The Mask of Masculinity: How Men Can Embrace Vulnerability, Create Strong Relationships and Live Their Fullest Lives: I have not personally read this book by Lewis Howes, but I have spent a good amount of time listening to his Podcast “The School Of Greatness” and he is a powerful voice in current discourse on toxic masculinity. In discussions with his guests on the podcast he will talk about his experience with toxic masculinity and why talking about it is so important. His book is on my list to read after graduation and I’m confident it will be an enlightening read.
The Mask You Live In: This is a documentary from 2015 that I have not watched yet, but it is on Netflix and I will watch it this weekend and try to remember to update this post with my thoughts.
This topic is so important to me because through the course of my life I have done my best to alter behavior when it was brought to my attention that it was hurtful or limiting and my participation in toxic masculinity is the most recent one I have been working on.
A few months ago my good friend Thom brought to my attention that as passionate as I am about equality, I make reductive judgments of my own.
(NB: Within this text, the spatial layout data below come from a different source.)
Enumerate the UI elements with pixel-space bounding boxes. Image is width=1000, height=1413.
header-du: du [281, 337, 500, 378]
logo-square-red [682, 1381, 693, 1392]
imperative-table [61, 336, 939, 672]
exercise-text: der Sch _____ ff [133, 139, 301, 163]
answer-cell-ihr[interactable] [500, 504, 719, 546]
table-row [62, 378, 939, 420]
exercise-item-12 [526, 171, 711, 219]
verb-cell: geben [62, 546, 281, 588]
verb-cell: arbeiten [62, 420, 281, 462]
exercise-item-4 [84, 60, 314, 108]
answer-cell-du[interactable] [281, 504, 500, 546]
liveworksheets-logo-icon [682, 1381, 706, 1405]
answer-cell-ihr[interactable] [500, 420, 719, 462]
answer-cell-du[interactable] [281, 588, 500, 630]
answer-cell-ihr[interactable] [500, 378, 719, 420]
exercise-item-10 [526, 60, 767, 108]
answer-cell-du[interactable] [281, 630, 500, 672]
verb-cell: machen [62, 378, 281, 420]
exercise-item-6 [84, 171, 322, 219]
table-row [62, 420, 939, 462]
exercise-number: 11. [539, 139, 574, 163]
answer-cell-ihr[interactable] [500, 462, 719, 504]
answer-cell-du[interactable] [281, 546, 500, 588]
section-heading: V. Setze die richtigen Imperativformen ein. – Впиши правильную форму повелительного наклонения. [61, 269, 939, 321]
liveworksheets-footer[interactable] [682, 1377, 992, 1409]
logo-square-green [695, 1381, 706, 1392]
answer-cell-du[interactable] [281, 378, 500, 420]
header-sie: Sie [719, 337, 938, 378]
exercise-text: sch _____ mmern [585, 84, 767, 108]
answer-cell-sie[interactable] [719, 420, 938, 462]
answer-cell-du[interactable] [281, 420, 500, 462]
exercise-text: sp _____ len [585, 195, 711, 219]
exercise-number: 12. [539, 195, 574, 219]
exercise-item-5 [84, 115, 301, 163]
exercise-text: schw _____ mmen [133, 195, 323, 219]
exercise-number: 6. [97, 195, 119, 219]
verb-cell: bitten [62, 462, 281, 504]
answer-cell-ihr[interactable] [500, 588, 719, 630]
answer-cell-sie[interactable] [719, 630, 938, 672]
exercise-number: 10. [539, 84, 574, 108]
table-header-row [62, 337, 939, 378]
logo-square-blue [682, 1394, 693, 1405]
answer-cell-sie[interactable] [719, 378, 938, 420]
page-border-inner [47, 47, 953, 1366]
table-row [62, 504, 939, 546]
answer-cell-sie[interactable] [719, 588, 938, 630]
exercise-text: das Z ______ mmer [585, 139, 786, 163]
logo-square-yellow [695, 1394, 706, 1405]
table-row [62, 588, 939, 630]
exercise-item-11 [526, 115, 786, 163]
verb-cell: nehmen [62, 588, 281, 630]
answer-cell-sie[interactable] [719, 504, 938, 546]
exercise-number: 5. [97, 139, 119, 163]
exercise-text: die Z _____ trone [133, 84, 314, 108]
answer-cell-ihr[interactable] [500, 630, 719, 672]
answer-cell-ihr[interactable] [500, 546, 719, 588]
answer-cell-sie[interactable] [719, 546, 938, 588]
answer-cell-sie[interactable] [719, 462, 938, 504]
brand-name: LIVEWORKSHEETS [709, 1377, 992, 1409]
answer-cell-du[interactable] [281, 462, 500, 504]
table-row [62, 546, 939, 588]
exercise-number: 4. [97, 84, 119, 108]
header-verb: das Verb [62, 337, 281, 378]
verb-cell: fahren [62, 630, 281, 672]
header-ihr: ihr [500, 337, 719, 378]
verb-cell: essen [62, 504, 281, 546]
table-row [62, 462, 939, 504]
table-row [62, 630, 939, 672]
We were watching Doctor Who and there was an episode with James Corden guest starring. I made some comment about him being gay and was embarrassed to find out that not only was he not gay, he married the same woman he was dating in the episode. I felt bad. For all the time I have spent working on expanding the restrictive definitions of what being a woman is, here I was limiting manhood to a narrow definition.
In the same way we are empowering women to embrace their diverse range of roles and emotions, we need to encourage our men to do the same. As most changes begin, it starts with you. Whenever you find yourself being surprised by someone’s behavior, think about why it is surprising. If it’s surprising because it doesn’t fit the image you have of what being a man/woman should be, check yourself. Don’t judge yourself (as I often do) because we are human and these traditional images of manhood/womanhood are images that we have internalized as they are continually reinforced by the dominant society everywhere we look.
We don’t need to shame ourselves for our automatic thoughts, but we can recognize them and stop believing them to make for a world where there is true freedom of expression. We can do better. We deserve better.